Why did everyone assume it would be the same on average? This seems weird to me.

Also, can you explain more about how the information density was calculated? Anything at the bit level seems crazy small to me. Words convey a lot of information. They cause your brain to create images, sounds, emotions, smells, etc. I guess we're calling language a compression of that? But even still, bits seems small.

> Why did everyone assume it would be the same on average? This seems weird to me.

(see edit below; but i leave this up; it might be interesting, also) you mean that even for smaller sequences, the UID holds, right? the assumption was that even for a single sentence, there are a lot of ways to reduce or increase information density so that you get a smoother signal. e.g.: "It is clear that we have to help them to move on.", you could contract it to "it's clear we gotta help them move on" and contract it even further in the actual speech signal ('help'em'). or you could stretch it: "it is clear to us that we definitely have to help them in some way to move on", or alike. the assumption was that such increases / decreases would even be done to 'iron out' the very local peaks and troughs, particularly in speech.

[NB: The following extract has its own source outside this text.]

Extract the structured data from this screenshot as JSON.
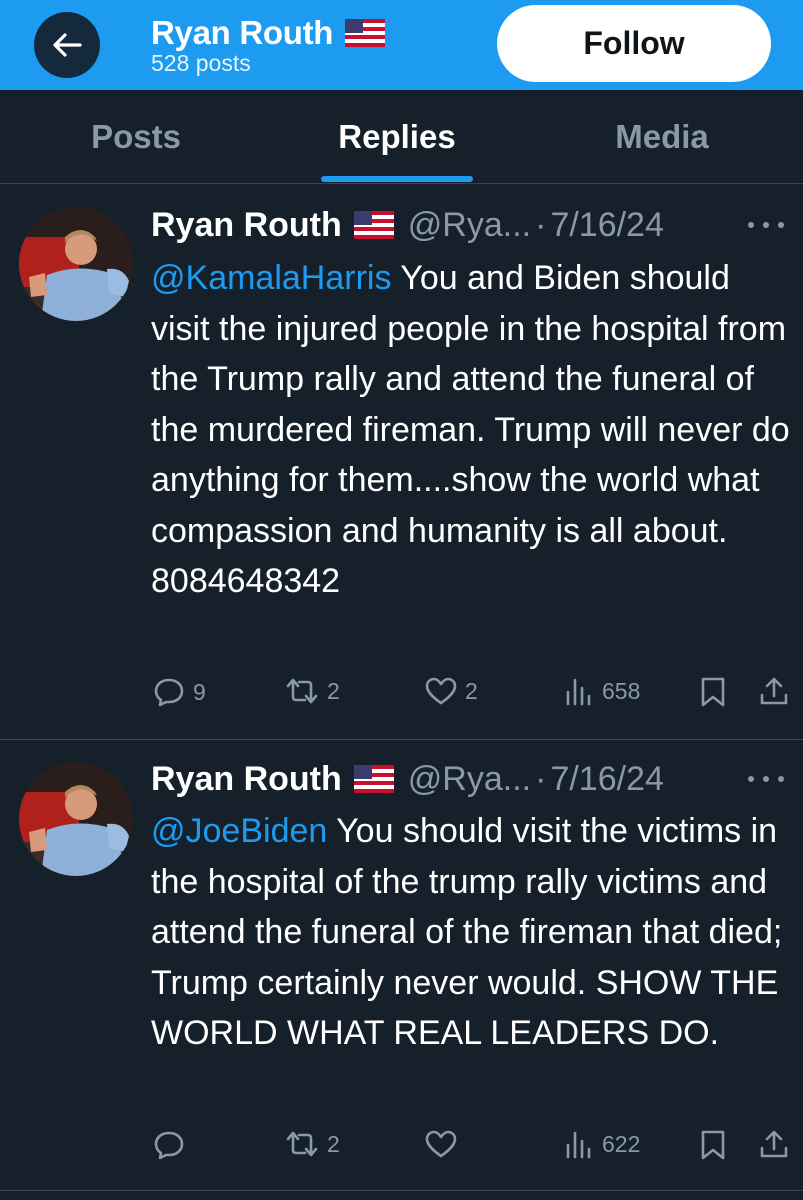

bits: yeah, that took me a while to get used to, as well. the authors used (conditional) entropy as a way to measure information density (which is a good measure in this instance imv). and bits is just per definition the unit that comes out of information theoretical entropy: https://en.wikipedia.org/wiki/Entropy_(information_theory) . btw: while technically possible, i don't think that the comparison in the summary article between 39 bits in language and a xy bit modem is a helpful comparison. bits in the context of entropy are all about occurence and expectation in a given context. bits of a modem/in CS, they represent a low level information content for which we do not check context and expectation.

edit: ah, i realise you are asking why most in our community assumed that this universal rate applied across languages, right?

i guess the intuition was that all of us humans, no matter what language we speak, use the speech signal to transmit and receive information and that all of us have the same cognitive abilities. so the rate at which we convey information should be about the same. sure, there are probably differences according to some factors (spoken vs written language, differences in knowledge between speakers, etc.). but when the only factor that differs is English vs Hausa, esp. in spontaneous spoken language, then the information rate should be about the same.

> esp. in spontaneous spoken language, then the information rate should be about the same.

This is entirely non-intuitive to me. I would think with language evolving that some would be faster than others. If language starts as conveying extremely simple thoughts then it should take longer to convey certain things. I would then assume that as the language develops it gets better at conveying ideas. I would think that thoughts could go much faster than how we process it with language. Like I have constant thoughts that are really fast and can be complex. There's no internal dialogue there. But when I think with an internal dialogue it is much slower.

I think there is a distinction between "flux of incoming information" and "net knowledge gained by human as a result of incoming information".
After a few cocktails, once or twice, I've wondered with friends whether some "fuzzy" information rate constant might be a reference by which our brain understands the passage of time. In other words: if there is a fundamental processing rate of x/time, then theoretically, wouldn't our brains subconsciously use that for all kinds of neat reasons?

And the rate wouldn't have to be the exact same value for each individual, so long as the brain can attune its specific value to other reference points to time in nature.